Zeuch, 20, said he has been contacted by every team. Everyone knows about the physical gifts. Teams now are trying to figure out his personality, which means they seriously are considering him. The Boston Red Sox gave him a picture of a little boy and a violin and told him to write a story.

Earlier this season, when Zeuch faced Virginia pitcher Connor Jones, another first-round prospect, scouts filled five rows of seats at Pitt's Charles L. Cost Field.

The draft, though, is a story for another day. MLB will conduct the first round June 9.

Zeuch, who eventually wants to go to law school, has pointed his mindset away from the draft and toward helping Pitt (25-21, 10-14 entering Saturday) reach the ACC Tournament for the first time.

“I try to ignore outside sources because no one really knows anything until draft day is here and I get the call,” he said.

Pitt's tournament hopes took a hit Friday when Zeuch settled for a no-decision in a 7-6 loss at Miami, ranked fourth in the nation by Baseball America. Zeuch (6-1) had won six of his first eight starts but allowed four earned runs, seven hits and three walks in 5 23 innings against a team entering the game with a .309 batting average.

Zeuch has a 3.41 ERA with 62 strikeouts and 17 walks in 60 23 innings, but his season didn't start well. He missed the first month with a groin injury that Pitt's medical staff treated cautiously. Jordano estimates the injury cost Pitt about four wins.

Zeuch has been a weekend pitcher at Pitt since 2014, his freshman year. In college baseball, conference games are played on the weekend when coaches use their best pitchers.

Zeuch, whose height sends the baseball plateward at angles that can befuddle batters, employs four pitches: fastball, curve, slider and changeup.

He said he picked up some velocity on his fastball by spending extra time in the weight room and adding more protein to his diet. But he still needs more confidence in his changeup, a pitch Jordano calls “the great neutralizer in baseball.”

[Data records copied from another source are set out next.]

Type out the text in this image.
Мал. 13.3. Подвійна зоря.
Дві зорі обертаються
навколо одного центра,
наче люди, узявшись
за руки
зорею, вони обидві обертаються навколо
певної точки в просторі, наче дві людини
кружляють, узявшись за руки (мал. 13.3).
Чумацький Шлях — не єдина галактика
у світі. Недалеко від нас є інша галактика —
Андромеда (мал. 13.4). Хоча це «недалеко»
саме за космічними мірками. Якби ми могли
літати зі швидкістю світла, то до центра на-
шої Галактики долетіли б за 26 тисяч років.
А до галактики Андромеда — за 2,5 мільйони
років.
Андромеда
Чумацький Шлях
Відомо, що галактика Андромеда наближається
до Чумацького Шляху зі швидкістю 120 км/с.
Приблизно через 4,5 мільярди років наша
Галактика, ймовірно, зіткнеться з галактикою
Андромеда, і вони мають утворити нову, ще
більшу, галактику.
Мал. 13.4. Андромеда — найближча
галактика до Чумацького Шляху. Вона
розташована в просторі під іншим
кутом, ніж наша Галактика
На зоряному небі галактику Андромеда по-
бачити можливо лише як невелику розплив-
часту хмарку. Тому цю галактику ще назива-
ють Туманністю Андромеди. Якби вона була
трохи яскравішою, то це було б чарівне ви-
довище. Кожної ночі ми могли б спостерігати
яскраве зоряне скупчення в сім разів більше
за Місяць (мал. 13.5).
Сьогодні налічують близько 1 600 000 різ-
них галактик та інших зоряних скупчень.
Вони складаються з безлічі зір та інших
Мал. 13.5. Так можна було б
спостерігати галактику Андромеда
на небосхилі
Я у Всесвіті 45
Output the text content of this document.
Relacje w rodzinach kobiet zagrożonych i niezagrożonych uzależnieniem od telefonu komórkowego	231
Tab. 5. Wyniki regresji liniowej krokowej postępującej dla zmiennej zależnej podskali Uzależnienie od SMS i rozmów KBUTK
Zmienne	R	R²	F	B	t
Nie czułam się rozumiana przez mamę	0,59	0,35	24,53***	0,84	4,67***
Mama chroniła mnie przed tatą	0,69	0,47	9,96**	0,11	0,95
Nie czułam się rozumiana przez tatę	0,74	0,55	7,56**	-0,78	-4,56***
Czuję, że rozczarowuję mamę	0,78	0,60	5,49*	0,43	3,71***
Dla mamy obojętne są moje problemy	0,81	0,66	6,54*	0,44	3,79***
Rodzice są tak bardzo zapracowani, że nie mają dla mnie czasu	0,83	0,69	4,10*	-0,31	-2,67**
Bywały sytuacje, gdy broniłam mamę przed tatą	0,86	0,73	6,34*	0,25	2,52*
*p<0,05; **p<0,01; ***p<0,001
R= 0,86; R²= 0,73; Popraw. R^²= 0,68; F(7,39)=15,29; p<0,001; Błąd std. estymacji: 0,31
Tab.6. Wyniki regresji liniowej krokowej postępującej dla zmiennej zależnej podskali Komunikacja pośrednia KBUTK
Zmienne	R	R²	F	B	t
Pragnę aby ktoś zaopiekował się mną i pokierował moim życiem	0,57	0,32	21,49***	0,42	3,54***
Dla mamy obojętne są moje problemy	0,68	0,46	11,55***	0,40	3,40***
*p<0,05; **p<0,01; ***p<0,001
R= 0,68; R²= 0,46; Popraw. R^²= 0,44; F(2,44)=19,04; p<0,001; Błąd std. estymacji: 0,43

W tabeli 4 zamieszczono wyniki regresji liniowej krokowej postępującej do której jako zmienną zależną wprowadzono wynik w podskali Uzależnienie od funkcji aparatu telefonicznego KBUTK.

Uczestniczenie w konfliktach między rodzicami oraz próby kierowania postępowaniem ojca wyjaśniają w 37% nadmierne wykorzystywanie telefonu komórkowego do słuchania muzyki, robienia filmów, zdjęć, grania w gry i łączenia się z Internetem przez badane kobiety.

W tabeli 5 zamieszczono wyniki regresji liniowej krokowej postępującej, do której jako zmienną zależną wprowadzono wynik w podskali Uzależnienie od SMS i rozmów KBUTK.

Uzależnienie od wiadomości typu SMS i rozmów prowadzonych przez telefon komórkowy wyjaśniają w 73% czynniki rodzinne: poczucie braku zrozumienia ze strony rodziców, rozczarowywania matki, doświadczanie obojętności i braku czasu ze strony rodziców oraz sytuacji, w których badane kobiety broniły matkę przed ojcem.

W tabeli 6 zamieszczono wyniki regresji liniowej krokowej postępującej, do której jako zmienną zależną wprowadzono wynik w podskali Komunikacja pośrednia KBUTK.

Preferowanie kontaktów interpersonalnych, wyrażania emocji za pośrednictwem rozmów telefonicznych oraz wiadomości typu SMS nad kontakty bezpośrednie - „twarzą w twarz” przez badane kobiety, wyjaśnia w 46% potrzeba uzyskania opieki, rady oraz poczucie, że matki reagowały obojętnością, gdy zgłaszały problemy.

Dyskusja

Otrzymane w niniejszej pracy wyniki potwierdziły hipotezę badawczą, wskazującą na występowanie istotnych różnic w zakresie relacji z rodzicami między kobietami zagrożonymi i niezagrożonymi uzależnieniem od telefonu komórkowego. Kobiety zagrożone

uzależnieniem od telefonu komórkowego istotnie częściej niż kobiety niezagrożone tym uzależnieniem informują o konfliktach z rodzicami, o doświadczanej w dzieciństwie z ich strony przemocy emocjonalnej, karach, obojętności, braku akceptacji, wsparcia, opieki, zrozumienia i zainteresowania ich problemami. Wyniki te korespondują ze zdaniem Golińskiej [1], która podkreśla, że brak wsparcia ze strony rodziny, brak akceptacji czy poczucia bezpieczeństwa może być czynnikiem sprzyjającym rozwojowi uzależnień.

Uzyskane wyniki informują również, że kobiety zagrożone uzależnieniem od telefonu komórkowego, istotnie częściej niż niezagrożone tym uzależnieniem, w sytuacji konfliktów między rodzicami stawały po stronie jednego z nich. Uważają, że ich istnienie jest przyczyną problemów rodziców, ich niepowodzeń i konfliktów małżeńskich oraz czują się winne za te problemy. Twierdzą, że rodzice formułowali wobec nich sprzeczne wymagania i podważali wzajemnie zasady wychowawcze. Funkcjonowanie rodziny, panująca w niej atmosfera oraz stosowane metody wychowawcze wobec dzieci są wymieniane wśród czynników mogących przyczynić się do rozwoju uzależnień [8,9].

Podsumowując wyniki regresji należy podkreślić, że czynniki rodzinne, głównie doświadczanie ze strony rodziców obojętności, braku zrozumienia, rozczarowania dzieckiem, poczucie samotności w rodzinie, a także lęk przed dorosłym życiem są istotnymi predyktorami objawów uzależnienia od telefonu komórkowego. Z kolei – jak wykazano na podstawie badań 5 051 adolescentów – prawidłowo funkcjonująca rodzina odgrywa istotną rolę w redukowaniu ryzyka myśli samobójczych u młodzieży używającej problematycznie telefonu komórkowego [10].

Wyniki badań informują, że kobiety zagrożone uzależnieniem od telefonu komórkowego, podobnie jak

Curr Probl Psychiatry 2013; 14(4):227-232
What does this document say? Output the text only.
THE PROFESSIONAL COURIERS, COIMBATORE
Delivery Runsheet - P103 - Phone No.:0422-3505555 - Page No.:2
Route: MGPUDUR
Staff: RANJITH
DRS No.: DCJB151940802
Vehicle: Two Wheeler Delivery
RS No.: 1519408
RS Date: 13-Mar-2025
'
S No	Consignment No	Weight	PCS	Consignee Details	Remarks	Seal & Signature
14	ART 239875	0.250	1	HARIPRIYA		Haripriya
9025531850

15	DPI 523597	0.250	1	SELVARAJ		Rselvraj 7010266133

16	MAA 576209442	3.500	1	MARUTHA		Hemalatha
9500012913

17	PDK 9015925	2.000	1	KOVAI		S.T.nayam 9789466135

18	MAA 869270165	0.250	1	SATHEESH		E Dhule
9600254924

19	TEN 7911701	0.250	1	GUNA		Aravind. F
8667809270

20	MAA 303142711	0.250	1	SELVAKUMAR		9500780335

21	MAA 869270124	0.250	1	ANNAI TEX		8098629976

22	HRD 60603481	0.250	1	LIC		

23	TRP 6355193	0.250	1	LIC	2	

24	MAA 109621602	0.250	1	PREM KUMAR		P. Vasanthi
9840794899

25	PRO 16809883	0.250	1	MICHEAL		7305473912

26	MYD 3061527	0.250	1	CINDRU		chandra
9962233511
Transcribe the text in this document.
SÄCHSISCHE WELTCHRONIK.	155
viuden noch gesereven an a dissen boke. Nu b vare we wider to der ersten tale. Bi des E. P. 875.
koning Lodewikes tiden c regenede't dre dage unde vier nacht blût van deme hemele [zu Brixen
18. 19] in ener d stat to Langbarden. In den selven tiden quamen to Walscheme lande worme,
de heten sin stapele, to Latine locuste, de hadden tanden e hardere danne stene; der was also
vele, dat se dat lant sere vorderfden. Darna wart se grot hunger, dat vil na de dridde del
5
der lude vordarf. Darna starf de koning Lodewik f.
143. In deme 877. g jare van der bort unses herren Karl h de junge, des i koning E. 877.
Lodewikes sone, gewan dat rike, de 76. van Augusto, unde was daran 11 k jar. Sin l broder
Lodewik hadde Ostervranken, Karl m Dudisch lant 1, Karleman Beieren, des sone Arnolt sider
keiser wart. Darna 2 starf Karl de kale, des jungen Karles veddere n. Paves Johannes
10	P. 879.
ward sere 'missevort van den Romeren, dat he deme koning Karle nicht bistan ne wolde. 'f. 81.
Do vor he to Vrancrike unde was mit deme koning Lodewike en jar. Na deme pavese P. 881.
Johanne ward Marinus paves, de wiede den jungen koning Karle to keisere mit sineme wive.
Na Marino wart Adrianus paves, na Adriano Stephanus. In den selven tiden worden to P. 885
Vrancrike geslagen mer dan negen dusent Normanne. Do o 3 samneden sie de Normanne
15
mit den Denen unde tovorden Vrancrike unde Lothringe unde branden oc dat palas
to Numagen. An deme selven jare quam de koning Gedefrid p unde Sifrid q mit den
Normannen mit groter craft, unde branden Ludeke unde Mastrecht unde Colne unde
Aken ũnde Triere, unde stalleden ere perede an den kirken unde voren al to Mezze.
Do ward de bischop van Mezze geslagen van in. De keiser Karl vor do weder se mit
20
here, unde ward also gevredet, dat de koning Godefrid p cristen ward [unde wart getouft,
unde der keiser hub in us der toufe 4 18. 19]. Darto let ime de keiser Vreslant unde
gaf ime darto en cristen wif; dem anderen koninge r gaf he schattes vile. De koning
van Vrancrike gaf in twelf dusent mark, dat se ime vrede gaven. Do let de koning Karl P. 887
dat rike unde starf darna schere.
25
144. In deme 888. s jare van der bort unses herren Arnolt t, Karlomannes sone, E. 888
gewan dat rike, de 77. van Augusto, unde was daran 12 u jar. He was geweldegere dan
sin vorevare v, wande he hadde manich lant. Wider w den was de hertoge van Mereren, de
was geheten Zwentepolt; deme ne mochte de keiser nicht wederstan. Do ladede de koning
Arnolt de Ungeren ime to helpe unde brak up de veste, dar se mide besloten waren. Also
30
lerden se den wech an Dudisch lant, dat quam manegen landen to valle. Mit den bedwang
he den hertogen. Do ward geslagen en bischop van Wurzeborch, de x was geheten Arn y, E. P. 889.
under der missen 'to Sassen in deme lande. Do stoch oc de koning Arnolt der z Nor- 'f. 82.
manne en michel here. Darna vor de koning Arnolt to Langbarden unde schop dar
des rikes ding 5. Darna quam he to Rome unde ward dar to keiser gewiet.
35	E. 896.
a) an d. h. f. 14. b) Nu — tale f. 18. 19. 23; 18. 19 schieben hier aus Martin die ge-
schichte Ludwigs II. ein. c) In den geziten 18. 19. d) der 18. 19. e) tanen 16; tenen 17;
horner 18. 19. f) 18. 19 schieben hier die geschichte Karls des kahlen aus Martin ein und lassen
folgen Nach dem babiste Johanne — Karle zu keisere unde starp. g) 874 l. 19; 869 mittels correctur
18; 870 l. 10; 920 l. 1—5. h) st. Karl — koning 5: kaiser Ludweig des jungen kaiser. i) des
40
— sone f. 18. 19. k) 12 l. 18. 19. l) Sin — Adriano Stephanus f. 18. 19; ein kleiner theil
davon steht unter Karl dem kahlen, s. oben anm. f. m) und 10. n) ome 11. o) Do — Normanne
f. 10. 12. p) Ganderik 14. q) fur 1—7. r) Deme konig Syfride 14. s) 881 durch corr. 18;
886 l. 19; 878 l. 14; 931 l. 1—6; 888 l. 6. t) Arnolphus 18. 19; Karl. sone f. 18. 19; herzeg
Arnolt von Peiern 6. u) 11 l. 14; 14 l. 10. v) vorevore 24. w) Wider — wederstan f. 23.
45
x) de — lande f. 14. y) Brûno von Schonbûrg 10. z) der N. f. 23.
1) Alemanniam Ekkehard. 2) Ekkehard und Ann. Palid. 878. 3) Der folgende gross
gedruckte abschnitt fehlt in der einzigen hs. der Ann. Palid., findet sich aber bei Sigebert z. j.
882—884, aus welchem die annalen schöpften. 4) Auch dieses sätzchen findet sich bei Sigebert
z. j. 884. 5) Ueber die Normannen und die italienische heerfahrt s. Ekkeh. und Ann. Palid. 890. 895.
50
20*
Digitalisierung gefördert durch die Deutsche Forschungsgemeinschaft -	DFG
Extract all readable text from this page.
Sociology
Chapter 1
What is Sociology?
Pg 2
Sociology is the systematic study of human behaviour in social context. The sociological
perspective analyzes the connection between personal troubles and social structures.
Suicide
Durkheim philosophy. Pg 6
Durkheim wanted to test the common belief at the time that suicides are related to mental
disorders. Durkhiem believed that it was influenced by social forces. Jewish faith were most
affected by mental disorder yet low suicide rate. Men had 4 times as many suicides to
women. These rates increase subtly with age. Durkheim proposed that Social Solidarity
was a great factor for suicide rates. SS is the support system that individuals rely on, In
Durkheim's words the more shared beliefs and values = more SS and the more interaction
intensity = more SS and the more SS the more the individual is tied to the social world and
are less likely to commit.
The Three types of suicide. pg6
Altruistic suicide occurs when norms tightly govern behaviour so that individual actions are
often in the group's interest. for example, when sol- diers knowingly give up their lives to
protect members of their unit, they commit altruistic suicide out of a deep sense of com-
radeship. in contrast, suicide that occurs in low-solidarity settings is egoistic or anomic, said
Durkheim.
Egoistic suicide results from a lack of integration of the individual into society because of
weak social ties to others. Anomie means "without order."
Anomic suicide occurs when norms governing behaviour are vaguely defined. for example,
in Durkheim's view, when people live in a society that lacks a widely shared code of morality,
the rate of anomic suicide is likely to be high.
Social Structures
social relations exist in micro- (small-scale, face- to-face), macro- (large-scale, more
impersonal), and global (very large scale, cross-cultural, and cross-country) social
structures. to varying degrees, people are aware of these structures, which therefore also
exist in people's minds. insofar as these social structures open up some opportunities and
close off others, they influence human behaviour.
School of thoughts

“I told a couple of (MLB) scouts,” Jordano said, “when he masters that pitch and gets a better feel for it and gets more confidence with it, that will make him that much more ready to pitch at the major league level.”

Zeuch recognizes the problem with the changeup, a pitch he said he uses about 10 percent of the time.

“Sometimes I leave it up a little too high,” he said. “A changeup up in the zone is just another (batting practice) fastball, and anybody can hit that.”